Suspended Strawberries
Training strawberry vines to climb and grow off the ground in greenhouses began in Israel about eleven years ago. The advantages of this method are that the strawberries are much easier to pick, the fruit is more beautiful and cleaner than when it's on the ground, the shelf life is longer, and the fruit is less susceptible to disease and pests that attack it on the ground, so it's possible to use fewer pesticides. In addition, the strawberries are harvested from the end of October to the end of April, which gives local farmers a marketing advantage over growers in Israel's central region. There are now about fifty dunams of strawberries grown by this method in the western Negev.

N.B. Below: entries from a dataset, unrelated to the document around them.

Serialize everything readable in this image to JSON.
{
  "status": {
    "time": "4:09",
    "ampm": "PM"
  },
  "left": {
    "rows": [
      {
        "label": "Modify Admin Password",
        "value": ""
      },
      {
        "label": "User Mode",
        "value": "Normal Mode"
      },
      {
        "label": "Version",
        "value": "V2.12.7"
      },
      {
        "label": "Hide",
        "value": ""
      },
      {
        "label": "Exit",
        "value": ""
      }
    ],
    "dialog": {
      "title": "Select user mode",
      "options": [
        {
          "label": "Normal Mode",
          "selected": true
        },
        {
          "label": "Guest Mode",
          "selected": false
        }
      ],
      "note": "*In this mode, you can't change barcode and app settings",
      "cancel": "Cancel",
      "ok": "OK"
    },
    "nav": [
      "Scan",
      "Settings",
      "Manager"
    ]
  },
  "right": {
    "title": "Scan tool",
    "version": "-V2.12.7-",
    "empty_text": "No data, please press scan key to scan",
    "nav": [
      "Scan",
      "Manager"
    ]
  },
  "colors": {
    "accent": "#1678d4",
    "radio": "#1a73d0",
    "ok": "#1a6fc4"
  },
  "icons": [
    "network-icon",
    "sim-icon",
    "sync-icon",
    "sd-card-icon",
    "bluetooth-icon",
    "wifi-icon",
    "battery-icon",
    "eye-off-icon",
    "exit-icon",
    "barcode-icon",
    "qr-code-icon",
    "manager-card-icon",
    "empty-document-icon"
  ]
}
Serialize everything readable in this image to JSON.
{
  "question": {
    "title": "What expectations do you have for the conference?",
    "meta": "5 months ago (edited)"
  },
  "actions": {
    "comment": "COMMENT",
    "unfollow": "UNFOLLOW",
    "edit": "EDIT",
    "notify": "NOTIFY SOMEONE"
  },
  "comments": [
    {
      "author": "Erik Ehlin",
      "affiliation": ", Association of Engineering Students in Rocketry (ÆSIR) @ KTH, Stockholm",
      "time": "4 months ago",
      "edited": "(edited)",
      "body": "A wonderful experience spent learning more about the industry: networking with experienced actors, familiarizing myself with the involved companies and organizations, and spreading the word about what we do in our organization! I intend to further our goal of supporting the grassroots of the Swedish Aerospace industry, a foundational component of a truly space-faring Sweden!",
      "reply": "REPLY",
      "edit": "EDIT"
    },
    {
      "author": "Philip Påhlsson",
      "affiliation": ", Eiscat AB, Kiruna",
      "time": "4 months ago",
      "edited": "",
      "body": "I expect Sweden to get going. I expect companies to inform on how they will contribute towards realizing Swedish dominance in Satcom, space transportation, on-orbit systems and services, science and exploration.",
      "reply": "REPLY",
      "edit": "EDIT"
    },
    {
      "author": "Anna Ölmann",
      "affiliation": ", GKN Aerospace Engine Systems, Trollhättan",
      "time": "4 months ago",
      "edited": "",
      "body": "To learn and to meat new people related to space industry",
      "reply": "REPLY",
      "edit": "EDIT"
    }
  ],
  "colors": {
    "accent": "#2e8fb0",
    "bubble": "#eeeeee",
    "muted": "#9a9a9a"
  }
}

KKL-JNF – Moral, Professional and Creative Support


Seedlings growing at the R&D station. Photo: Tania Susskind.

"Even if we didn’t receive a cent from KKL-JNF – and don’t forget, they are responsible for 50% of our budget - KKL-JNF would be the most important people in our lives." Myron Sofer, director of the R&D, summed up the R&D's connection to KKL-JNF. "They are our partners every step of the way. KKL-JNF also brings us visitors from all over the world, who are fascinated by what we're doing here. For us, KKL-JNF is like family."